Yield Models Link Inspection Data with Probe Yields
The long-awaited tie between in-line inspection data and probe yields is here.
Laura Peters, Senior Editor -- Semiconductor International, 4/1/1998
Two new in-line yield prediction methodologies, which take into account device design sensitivity to defects, accurately predict fab yields using patterned wafer inspection data. This is the work of engineers from KLA-Tencor (San Jose, Calif.), AMD (Austin, Texas), Carnegie Mellon University (Pittsburgh, Pa.) and Stanford University (Palo Alto, Calif). These yield models were able to match actual fab yields with a 3% accuracy. The first model used a multilayer critical area method, while the second used a kill ratio method separating defects by type and size. Such yield prediction models could allow fab planners to accurately predict yields before first silicon -- given the fab's current defect densities.
By making comparisons with actual fab data at three critical levels (the polysilicon gate, Metal 1 and Metal 2 interconnects), the group demonstrated how its critical area model can be used across a variety of device types, including ASIC, telecommunications devices, microprocessors and audio processors. Results were summarized in a paper published in the February 1998 issue of IEEE's Transactions on Semiconductor Manufacturing.
The critical area based model quantifies layout sensitivity to random spot defects that cause shorts. Critical area is the area of a die on which, if the center of a defect of a given size lands (assuming a circular defect), then the defect will cause a short. There is a unique critical area for each defect size and each layer of the device. A Poisson-based yield model is used, together with a design rule checking tool and a software tool for critical area extraction, to predict overall functional yield. A flow chart of the methodology is shown in Figure 1. Using a scaling factor, the critical area extraction method compensates for variations in critical dimensions between the device layout and the manufactured dimensions.

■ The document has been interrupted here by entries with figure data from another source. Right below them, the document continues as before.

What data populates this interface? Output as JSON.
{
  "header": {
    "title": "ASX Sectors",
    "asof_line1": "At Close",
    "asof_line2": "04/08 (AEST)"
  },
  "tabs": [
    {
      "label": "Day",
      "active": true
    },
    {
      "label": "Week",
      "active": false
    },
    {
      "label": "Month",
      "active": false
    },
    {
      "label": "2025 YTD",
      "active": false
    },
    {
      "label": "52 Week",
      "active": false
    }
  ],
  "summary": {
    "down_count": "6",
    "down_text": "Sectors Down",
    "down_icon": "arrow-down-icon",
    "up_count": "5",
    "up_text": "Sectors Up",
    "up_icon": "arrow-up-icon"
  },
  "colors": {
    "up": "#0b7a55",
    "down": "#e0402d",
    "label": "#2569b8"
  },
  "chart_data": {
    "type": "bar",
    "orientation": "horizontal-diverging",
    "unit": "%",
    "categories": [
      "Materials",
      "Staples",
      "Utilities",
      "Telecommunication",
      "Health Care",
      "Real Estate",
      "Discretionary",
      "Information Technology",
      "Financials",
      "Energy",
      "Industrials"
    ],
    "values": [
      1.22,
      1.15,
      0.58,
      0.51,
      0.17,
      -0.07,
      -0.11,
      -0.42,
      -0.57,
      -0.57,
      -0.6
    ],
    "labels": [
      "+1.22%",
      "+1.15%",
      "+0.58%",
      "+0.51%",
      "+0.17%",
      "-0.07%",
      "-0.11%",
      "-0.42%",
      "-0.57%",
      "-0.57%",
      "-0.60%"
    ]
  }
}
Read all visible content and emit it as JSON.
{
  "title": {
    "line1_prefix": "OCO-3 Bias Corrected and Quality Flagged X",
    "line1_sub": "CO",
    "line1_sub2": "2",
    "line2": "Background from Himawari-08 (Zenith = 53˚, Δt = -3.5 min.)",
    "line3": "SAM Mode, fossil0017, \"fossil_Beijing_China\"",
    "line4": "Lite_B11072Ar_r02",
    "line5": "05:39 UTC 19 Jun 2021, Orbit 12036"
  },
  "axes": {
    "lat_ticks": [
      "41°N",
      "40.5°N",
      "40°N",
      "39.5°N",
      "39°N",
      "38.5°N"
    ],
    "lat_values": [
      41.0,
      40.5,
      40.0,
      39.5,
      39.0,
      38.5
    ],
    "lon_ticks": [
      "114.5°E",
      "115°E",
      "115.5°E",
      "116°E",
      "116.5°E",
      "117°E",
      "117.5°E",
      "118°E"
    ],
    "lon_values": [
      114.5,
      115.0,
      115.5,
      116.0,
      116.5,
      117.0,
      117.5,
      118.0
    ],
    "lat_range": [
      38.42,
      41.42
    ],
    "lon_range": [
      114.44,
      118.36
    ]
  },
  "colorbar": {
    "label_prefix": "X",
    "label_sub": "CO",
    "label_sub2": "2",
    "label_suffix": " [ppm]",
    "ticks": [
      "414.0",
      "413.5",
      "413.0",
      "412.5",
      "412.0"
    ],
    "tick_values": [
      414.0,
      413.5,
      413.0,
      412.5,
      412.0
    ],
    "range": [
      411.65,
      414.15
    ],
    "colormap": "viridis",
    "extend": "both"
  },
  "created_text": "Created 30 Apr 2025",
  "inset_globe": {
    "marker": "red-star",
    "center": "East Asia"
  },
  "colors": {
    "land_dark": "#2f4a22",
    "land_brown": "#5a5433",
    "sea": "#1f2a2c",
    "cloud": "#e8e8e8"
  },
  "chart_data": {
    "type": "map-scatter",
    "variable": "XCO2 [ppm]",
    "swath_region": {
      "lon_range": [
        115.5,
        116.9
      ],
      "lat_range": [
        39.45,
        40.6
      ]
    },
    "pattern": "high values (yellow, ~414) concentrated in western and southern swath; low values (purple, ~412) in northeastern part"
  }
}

| 1. The model compares predicted yield (using the design layout and inspection data) with probe failures. |
The data were then classified by x and y dimensions, true defect area and defect type (using defect size histograms or by fitting distributions to raw defect size data). By combining defect density and size distribution per defect type with the critical area function, yield impact per layer per defect type is calculated. Using only the telecommunications device, the predicted yields are compared with actual probe test yields by retrieving test bin information from the tester database using only the die with the random defect failures (e.g., intralayer shorts).
| 2. Using the critical area model, predicted yields came within 3% of the actual yields for most work weeks. |
The second model, the empirically derived kill ratio approach, matched the in-line wafer inspection and classification data with the corresponding bin/sort yield data. The group used moving averages both on the defect size and yield data to obtain the average defect size and its average kill ratio. Results using this model agreed well with the critical area model.